Question no 2 : La prestataire a-t-elle commis l’infraction alléguée?

[25] Oui. Je conclus que la prestataire a falsifié le document et que la prestataire a admis avoir réécrit le document. La preuve montre le document original et le document réécrit, sur lequel la prestataire avait décrit cinq inspections (soulevant une anomalie) pendant la période où la production était à l’arrêt.

[26] La Commission a communiqué avec la prestataire pour lui dire que l’employeur n’était pas d’accord au sujet de l’incident final et pour lui dire que son congédiement était dû à un incident relatif à un dossier qu’on lui avait demandé de corriger, mais qu’elle avait plutôt falsifié en le réécrivant complètement et en y ajoutant des inspections qui n’avaient pas réellement été effectuées puisque la production était à l’arrêt.

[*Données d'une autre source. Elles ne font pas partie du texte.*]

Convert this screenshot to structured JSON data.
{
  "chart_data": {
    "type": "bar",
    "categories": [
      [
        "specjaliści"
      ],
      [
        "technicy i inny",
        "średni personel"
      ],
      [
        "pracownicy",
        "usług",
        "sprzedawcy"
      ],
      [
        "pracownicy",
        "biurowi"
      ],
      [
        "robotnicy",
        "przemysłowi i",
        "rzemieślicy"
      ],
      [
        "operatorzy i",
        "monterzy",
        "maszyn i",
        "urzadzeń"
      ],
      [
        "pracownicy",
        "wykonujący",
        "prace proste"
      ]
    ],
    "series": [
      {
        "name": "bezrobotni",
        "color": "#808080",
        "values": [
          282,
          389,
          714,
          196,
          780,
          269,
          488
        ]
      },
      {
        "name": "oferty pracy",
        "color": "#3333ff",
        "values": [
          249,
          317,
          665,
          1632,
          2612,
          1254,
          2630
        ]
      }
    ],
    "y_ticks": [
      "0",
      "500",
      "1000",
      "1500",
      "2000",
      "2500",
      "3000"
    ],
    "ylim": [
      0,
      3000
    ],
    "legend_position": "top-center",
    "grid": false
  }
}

Question en litige no 3 : Est-ce que l’infraction alléguée constitue une inconduite?

[27] Oui. Je conclus que le fait d’avoir réécrit le document et d’y avoir inclus de l’information incorrecte constitue une falsification du document, en infraction avec la politique de l’entreprise sur la correction de l’information sur un formulaireNote de bas de page 7. Le document indique clairement qu’il est strictement interdit de falsifier de l’information sur un formulaire de contrôle. Je conclus que les actions de la prestataire ont brisé le lien de confiance nécessaire à la relation employeur-employée.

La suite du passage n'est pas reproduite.